February 24, 2012 RSS Feed Print

By BRADLEY BROOKS, Associated Press

SAO PAULO (AP) — As Venezuelan President Hugo Chavez flies to Cuba Friday for surgery to remove a possibly cancerous growth, top doctors say he could be taking a risk by skipping more respected cancer centers in Brazil or the U.S. if his illness proves more complicated.

What muddies that assessment is the miserly amount of detail the firebrand leftist president has revealed about his condition. Since first disclosing his cancer in June, he has only said doctors removed a baseball-sized tumor in his pelvic region last year, and that the new growth discovered this week was two centimeters (one inch) in size and found in the same area.

He had earlier said his cancer was in remission after completing weeks of chemotherapy.

But late Thursday Chavez, 57, said he's "preparing to face the worst."

Referring to the new growth, he said: "The possibility that it's malignant is greater than it not being (malignant)."

Medical experts said that if Chavez has a "standard" cancer, or one that hasn't spread or isn't a rarer and deadlier type of tumor, seeking treatment in Cuba is likely as good as anywhere else.

But if his cancer is more complex, many said he's at risk in not opting for treatment in the U.S., Europe or Brazil — which has Latin America's most advanced cancer centers with specialized radiation equipment.

"If you have a 'common' cancer, that of the breast, colon or lung ... then it's going to be easy to find standards of care that are the same in the U.S., Brazil or Cuba," said Dr. Julian Molina, an oncologist at the Mayo Clinic in Rochester, Minnesota. "The problem comes when you have a tumor that's not one of the common ones, and that's what most of us suspect Chavez has."

Latin America's top cancer doctor Paulo Hoff, who heads the cancer center at Sao Paulo's Sirio-Libanes hospital, considered the region's best, would not talk specifically about Chavez's case.
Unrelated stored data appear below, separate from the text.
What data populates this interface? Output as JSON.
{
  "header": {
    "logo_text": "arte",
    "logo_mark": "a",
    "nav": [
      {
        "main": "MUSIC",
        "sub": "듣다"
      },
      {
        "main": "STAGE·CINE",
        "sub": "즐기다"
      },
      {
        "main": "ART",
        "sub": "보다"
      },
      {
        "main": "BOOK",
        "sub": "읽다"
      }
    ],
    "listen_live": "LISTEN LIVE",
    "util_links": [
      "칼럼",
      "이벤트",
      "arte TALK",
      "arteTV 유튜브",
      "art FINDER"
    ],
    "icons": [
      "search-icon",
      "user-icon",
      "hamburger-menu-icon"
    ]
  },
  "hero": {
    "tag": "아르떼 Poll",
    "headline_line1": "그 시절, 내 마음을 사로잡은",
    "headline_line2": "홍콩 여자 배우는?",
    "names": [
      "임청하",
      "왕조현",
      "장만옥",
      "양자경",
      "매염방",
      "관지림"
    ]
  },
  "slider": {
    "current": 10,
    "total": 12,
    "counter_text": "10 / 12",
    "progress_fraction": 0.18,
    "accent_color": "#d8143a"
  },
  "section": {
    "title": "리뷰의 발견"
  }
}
But he did say that a cancerous tumor in the pelvic region would be mainly limited to four types: prostate, rectal, bladder and sarcoma, the latter being a rare and deadly form of tumor.
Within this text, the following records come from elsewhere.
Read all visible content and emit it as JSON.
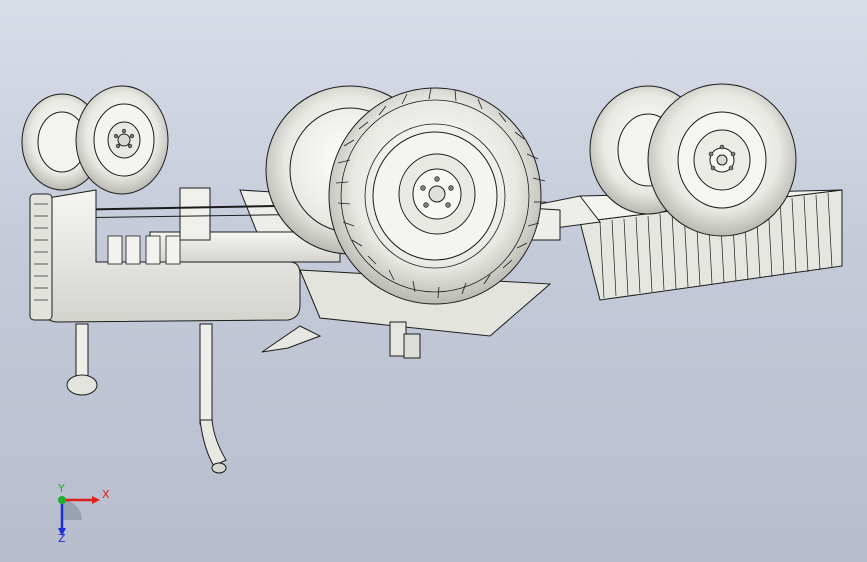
{
  "viewport": {
    "background_top": "#d8dde8",
    "background_bottom": "#b7bdcd",
    "model_fill": "#f2f2ef",
    "model_stroke": "#1c1c1c"
  },
  "triad": {
    "x_label": "X",
    "y_label": "Y",
    "z_label": "Z",
    "x_color": "#e0201c",
    "y_color": "#1fae2a",
    "z_color": "#1c2fd6"
  }
}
Mayo clinic cancer specialist Molina said the consensus among doctors in Latin America and the U.S. he's spoken with is that Chavez has a sarcoma tumor because those tend to come back in the same site where a previous tumor was removed, which appears to be the case with Chavez.
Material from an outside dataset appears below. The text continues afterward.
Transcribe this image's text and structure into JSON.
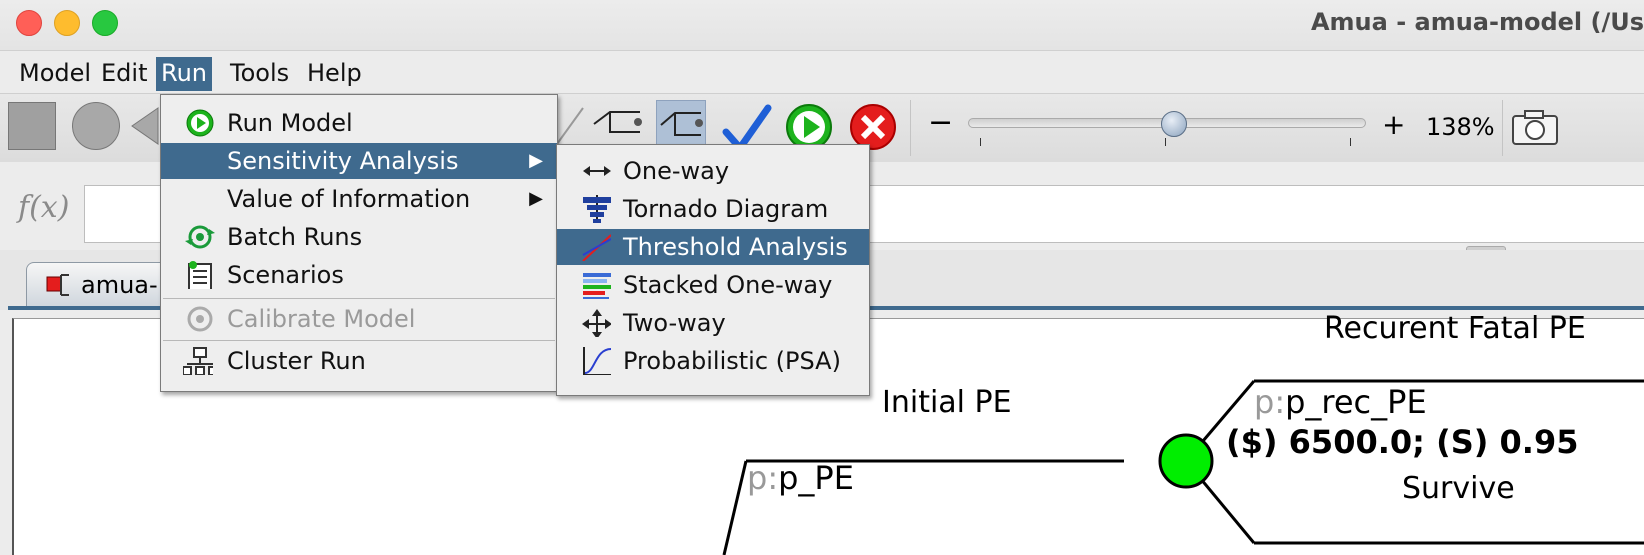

The leader made a live television appearance from a hall in the Miraflores government palace Thursday night. Shouting "I will live! I will live!" he pounded a table and said he would undergo surgery early next week. It's not clear if Chavez would then have radiation therapy after surgery; if so, it normally begins between three and six weeks after the procedure.

Brazil's President Dilma Rousseff, who successfully underwent cancer treatment at Hoff's center in 2009, invited Chavez to seek treatment at the Sirio-Libanes hospital Sao Paulo last year when he was first diagnosed.

Hoff said the matter never went further than that and that he's not involved in Chavez's treatment. Given Chavez's position, Hoff said, "I'm sure they did due diligence on deciding where he would be treated" and decided Cuba was a safe bet.

Cuba's health system has long been one of the pillars of the 1959 revolution. Health care is free for all Cubans and generally considered good compared to what's available to most people in Latin America and the Caribbean.

There has been some decline in the level of care over the years, however, as economic difficulties make it difficult to purchase medicine and supplies. The U.S. embargo also complicates replacing outdated equipment, despite the fact that the sanctions in theory exempt medicine and most supplies.

If Chavez's cancer has spread to his liver, brain or lymphatic system, the most likely locales for a cancer coming from the pelvic region, he may need more advanced machines that can pinpoint intense bursts of radiation at tumors and not damage nearby tissue.

Dr. Demetrios Braddock, an associate professor of pathology at Yale University's School of Medicine in New Haven, Connecticut, whose research focuses in part on cancers that spread, said a two-centimeter (one-inch) lesion "isn't a small recurrence, that's a significant tumor."